Adulthood looms. I can feel it.
I'm a senior and what Bill Cosby has said is true: college is a four-year suspension of reality. I have recently begun thinking about becoming a teacher, probably elementary school. As I sit in my Milton class, I very much have the feeling that this will never be useful in my life except to make me seem smart in some high intellectual conversation. Those have never really been interesting to me anyway. I would rather be interesting, have fun and laugh than debate Milton's feelings about Catholicism. I have my own feelings about that subject, but most of the time I shut my mouth because I realize I can't ever truly have any influence on someone's deeply held beliefs. I gave up trying in high school.
Perhaps this is another sign of that looming adulthood. It is not that my very passionate views have gone away; I still believe in them, to a fault sometimes. I just realized that I don't like to hear myself talk as much as some people (these are the ones talking about Milton at what could be a perfectly interesting gathering of people). I know what I want my life to be for the most part. As long as the people around me get what I am about, that is all that matters.
But I am an adult for the most part; as of tomorrow, it's official. I will turn 21. So I can sit in a restaurant and drink wine or play trivia and have a beer at happy hour and not be looking over my shoulder. I can use my actual, official license to go anywhere and buy alcohol.
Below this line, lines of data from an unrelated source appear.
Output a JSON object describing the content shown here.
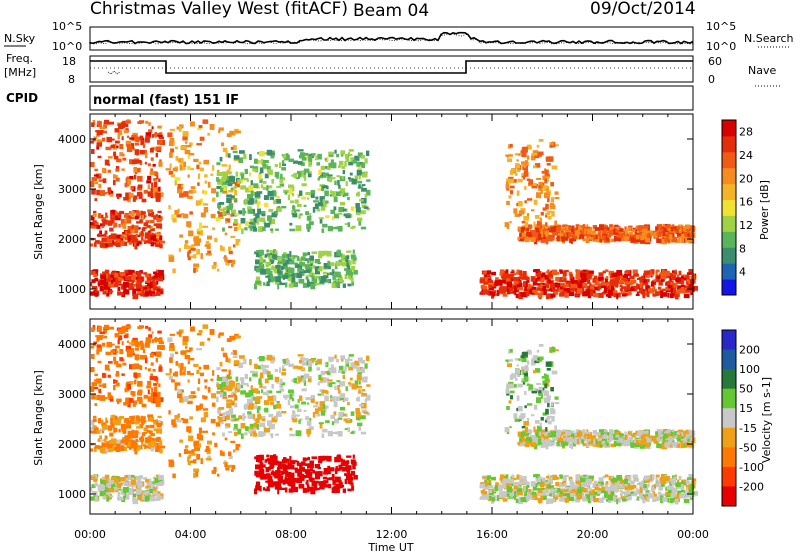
{
  "header": {
    "station": "Christmas Valley West (fitACF)",
    "beam": "Beam 04",
    "date": "09/Oct/2014"
  },
  "noise_panel": {
    "left_label": "N.Sky",
    "right_label": "N.Search",
    "left_ticks": [
      "10^5",
      "10^0"
    ],
    "right_ticks": [
      "10^5",
      "10^0"
    ]
  },
  "freq_panel": {
    "left_label_line1": "Freq.",
    "left_label_line2": "[MHz]",
    "right_label": "Nave",
    "left_ticks": [
      "18",
      "8"
    ],
    "right_ticks": [
      "60",
      "0"
    ]
  },
  "cpid_panel": {
    "label": "CPID",
    "text": "normal (fast) 151 IF"
  },
  "colors": {
    "power_scale": [
      "#1414e6",
      "#1e64b4",
      "#3c8c6e",
      "#5ab45a",
      "#a0d246",
      "#f0e132",
      "#f5b428",
      "#f58c1e",
      "#f05a14",
      "#e62d0a",
      "#d70000"
    ],
    "velocity_scale": [
      "#2828c8",
      "#1e5aa0",
      "#28783c",
      "#64c832",
      "#c8c8c8",
      "#f0a014",
      "#ff7800",
      "#ff3c00",
      "#e60000"
    ]
  },
  "chart_data": [
    {
      "type": "heatmap",
      "title": "Power",
      "ylabel": "Slant Range [km]",
      "xlabel": "Time UT",
      "x_ticks": [
        "00:00",
        "04:00",
        "08:00",
        "12:00",
        "16:00",
        "20:00",
        "00:00"
      ],
      "y_ticks": [
        1000,
        2000,
        3000,
        4000
      ],
      "ylim": [
        600,
        4500
      ],
      "xlim_hours": [
        0,
        24
      ],
      "colorbar": {
        "label": "Power [dB]",
        "ticks": [
          4,
          8,
          12,
          16,
          20,
          24,
          28
        ],
        "range": [
          0,
          30
        ]
      },
      "echo_regions": [
        {
          "t": [
            0.0,
            2.8
          ],
          "range_km": [
            900,
            1400
          ],
          "level_db": 28
        },
        {
          "t": [
            0.0,
            2.8
          ],
          "range_km": [
            1900,
            2600
          ],
          "level_db": 26
        },
        {
          "t": [
            0.0,
            2.8
          ],
          "range_km": [
            2800,
            4400
          ],
          "level_db": 25
        },
        {
          "t": [
            3.0,
            5.8
          ],
          "range_km": [
            1400,
            4400
          ],
          "level_db": 20
        },
        {
          "t": [
            5.0,
            11.0
          ],
          "range_km": [
            2200,
            3800
          ],
          "level_db": 10
        },
        {
          "t": [
            6.5,
            10.5
          ],
          "range_km": [
            1100,
            1800
          ],
          "level_db": 9
        },
        {
          "t": [
            15.5,
            24.0
          ],
          "range_km": [
            900,
            1400
          ],
          "level_db": 27
        },
        {
          "t": [
            17.0,
            24.0
          ],
          "range_km": [
            2000,
            2300
          ],
          "level_db": 24
        },
        {
          "t": [
            16.5,
            18.5
          ],
          "range_km": [
            2300,
            4000
          ],
          "level_db": 21
        }
      ]
    },
    {
      "type": "heatmap",
      "title": "Velocity",
      "ylabel": "Slant Range [km]",
      "xlabel": "Time UT",
      "x_ticks": [
        "00:00",
        "04:00",
        "08:00",
        "12:00",
        "16:00",
        "20:00",
        "00:00"
      ],
      "y_ticks": [
        1000,
        2000,
        3000,
        4000
      ],
      "ylim": [
        600,
        4500
      ],
      "xlim_hours": [
        0,
        24
      ],
      "colorbar": {
        "label": "Velocity [m s-1]",
        "ticks": [
          200,
          100,
          50,
          15,
          -15,
          -50,
          -100,
          -200
        ],
        "range": [
          -250,
          250
        ]
      },
      "echo_regions": [
        {
          "t": [
            0.0,
            2.8
          ],
          "range_km": [
            900,
            1400
          ],
          "velocity": 0
        },
        {
          "t": [
            0.0,
            2.8
          ],
          "range_km": [
            1900,
            2600
          ],
          "velocity": -40
        },
        {
          "t": [
            0.0,
            2.8
          ],
          "range_km": [
            2800,
            4400
          ],
          "velocity": -60
        },
        {
          "t": [
            3.0,
            5.8
          ],
          "range_km": [
            1400,
            4400
          ],
          "velocity": -40
        },
        {
          "t": [
            5.0,
            11.0
          ],
          "range_km": [
            2200,
            3800
          ],
          "velocity": 0
        },
        {
          "t": [
            6.5,
            10.5
          ],
          "range_km": [
            1100,
            1800
          ],
          "velocity": -220
        },
        {
          "t": [
            15.5,
            24.0
          ],
          "range_km": [
            900,
            1400
          ],
          "velocity": 0
        },
        {
          "t": [
            17.0,
            24.0
          ],
          "range_km": [
            2000,
            2300
          ],
          "velocity": 0
        },
        {
          "t": [
            16.5,
            18.5
          ],
          "range_km": [
            2300,
            4000
          ],
          "velocity": 10
        }
      ]
    }
  ]
}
I won't say anything about drinking in front of my parents because I've been doing that for a few years.
I wasn't always an adult in college. I did the stupid things; I've skipped my share of classes, but that gets harder as an English major; the classes are small. I'm up to my earlobes in debt on credit cards, but hey, I'm a girl and one can never have too many shoes or clothes. But now I worry about paying them off, interest rates, and actually having money in a bank account if I need it in the future.
I'm so sick of going to classes; I'd eat my syllabi to never have to take another one. I seriously would love to never enter another classroom again (except, of course, the one I would teach in). However, I want a job I love, not one where I would have to harass people over the phone or uses the words, "Paper or plastic?" So I am now preparing to apply to grad school, another two or three years of school and loans piling on to my back. Such is life and realizing what needs to be done to be happy and have security in adulthood.
There are things I still need to learn to be a proper adult. These are things that may take years to master: how to fold a fitted sheet so it is actually a neat square, clean my bathroom on a regular schedule, not just when other people might see it, and putting away clean clothes sometime in the vicinity of when they were actually washed.
But I know I'm an adult by one of the best litmus tests: I listen to NPR! WBFO is one of the quick buttons in my car. Granted, I listen to Shredd and Ragan as well because it's kind of nice to ridicule the world sometimes instead of trying to understand it all the time.
I also jokingly reprimand my boyfriend for not eating breakfast, but it does concern me. I worry these headaches I get are because I'm not exercising enough. I buy Christmas cards after Christmas so I get them cheap to use for the next year. This is ridiculous. I'm doing my mother's job for her.
I am not saying I don't take easy ways out anymore or watch television or go out when I know full well there is work I should be doing. I'm becoming an adult; the responsibility part can come later. When slacking off could mean the difference between employment and unemployment, then maybe I'll resist the urge to take a nap or sit in front of my computer when I have work from my real job to do. Maybe. But hopefully there will always be something in me that says, "Screw it, sleep this time."